Previous autopsy-based studies have shown the critical role of synaptic loss in producing dementia (though, not the reason behind the degeneration), yet for decades scientists and pharmaceutical companies have focused on ways to target the amyloid plaques and neurofibrillary tangles thought to play a role in causing Alzheimer's Disease.
By preventing the loss of synapses, BRNI's new therapeutics prevent the progressive symptoms of Alzheimer's Disease.
Anonymous
Posted: Saturday, January 7, 2012 10:09 AM
Originally posted by: john1943

OK, JAB, spoil my day!
Anonymous
Posted: Saturday, January 7, 2012 10:09 AM
Originally posted by: hoopdydoo

Jab, thanks for clearing that up for me.

LOL...John...hopfully she will make our day with some good news one day soon.Keep watching.
Anonymous
Posted: Saturday, January 7, 2012 10:09 AM
Originally posted by: JAB

Sorry, John...

Hoopydoo, I don't think it's the safety issue slowing things down -- they're a nonprofit institute that apparently operates off donations (and they're trying to license some of their intellectual property), so I suspect they're having trouble pulling together enough funding.

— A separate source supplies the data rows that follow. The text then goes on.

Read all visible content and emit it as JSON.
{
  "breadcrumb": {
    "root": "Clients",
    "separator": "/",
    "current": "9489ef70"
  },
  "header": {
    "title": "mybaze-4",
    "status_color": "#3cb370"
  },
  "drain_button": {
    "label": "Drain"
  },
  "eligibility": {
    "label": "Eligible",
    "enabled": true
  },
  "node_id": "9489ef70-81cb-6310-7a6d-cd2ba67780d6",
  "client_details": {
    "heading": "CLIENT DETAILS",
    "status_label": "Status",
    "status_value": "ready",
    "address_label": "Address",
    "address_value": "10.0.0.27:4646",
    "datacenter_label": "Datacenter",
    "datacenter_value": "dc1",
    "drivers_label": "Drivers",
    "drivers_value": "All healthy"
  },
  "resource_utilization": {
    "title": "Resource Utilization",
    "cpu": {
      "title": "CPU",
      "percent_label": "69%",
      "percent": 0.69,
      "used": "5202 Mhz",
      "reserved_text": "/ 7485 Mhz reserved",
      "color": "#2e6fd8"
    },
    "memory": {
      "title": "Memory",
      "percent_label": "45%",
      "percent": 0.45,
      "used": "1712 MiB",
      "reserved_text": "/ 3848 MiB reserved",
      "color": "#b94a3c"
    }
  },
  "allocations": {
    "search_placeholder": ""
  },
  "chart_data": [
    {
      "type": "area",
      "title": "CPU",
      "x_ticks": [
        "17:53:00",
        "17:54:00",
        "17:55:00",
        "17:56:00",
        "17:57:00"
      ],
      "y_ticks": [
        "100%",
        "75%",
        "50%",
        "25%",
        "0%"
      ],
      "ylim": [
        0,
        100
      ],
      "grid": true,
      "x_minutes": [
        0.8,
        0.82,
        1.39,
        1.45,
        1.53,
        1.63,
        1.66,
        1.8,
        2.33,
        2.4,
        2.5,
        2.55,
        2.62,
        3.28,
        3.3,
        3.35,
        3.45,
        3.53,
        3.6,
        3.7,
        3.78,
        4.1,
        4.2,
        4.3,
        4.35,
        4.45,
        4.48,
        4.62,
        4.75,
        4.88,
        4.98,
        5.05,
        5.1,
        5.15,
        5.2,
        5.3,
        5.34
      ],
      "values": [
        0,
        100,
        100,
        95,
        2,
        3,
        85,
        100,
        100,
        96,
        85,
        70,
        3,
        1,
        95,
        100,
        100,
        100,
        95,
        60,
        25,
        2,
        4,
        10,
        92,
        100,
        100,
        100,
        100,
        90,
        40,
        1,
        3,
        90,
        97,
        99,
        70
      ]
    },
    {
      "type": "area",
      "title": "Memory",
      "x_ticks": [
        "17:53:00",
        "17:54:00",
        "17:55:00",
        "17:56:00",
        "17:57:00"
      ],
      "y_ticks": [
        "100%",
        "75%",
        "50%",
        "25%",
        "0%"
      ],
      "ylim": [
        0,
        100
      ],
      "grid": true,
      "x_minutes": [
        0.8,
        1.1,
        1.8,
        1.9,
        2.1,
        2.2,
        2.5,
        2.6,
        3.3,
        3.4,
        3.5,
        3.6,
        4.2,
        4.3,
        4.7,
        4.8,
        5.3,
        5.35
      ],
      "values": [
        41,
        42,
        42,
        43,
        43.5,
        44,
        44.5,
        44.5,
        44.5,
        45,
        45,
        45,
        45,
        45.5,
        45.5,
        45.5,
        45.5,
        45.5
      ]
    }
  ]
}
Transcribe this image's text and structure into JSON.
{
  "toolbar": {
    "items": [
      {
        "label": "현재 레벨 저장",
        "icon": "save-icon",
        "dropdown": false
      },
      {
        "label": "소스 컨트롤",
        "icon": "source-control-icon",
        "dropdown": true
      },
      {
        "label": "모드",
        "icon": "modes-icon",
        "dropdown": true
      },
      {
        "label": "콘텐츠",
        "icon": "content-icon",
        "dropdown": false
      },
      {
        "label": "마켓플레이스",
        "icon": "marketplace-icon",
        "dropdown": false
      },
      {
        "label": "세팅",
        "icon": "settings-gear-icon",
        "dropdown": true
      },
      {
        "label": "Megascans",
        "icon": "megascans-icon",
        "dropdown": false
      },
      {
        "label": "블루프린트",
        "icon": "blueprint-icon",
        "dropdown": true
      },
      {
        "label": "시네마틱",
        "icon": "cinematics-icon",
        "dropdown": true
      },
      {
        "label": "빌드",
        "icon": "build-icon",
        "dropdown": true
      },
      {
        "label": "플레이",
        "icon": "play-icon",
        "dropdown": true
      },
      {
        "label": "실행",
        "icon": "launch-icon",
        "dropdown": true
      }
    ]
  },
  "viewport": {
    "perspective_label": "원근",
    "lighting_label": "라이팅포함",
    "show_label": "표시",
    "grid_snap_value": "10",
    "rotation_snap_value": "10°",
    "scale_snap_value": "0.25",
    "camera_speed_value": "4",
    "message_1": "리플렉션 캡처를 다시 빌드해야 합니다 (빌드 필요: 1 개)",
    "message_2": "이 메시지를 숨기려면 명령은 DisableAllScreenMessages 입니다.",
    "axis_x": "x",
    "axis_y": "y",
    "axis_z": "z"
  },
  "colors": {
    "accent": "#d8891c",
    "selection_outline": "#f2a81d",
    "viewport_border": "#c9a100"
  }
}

The publication is new -- they have some new "pre-clinical" data. It looks like each time they publish some promising data, they announce plans for the Phase II, probably trying to stir up interest among possible contributors and investors.
Anonymous
Posted: Saturday, January 7, 2012 10:09 AM
Originally posted by: Deirdre44

Wait - this ''sea creature,'' it's not a jellyfish is it, or related to one?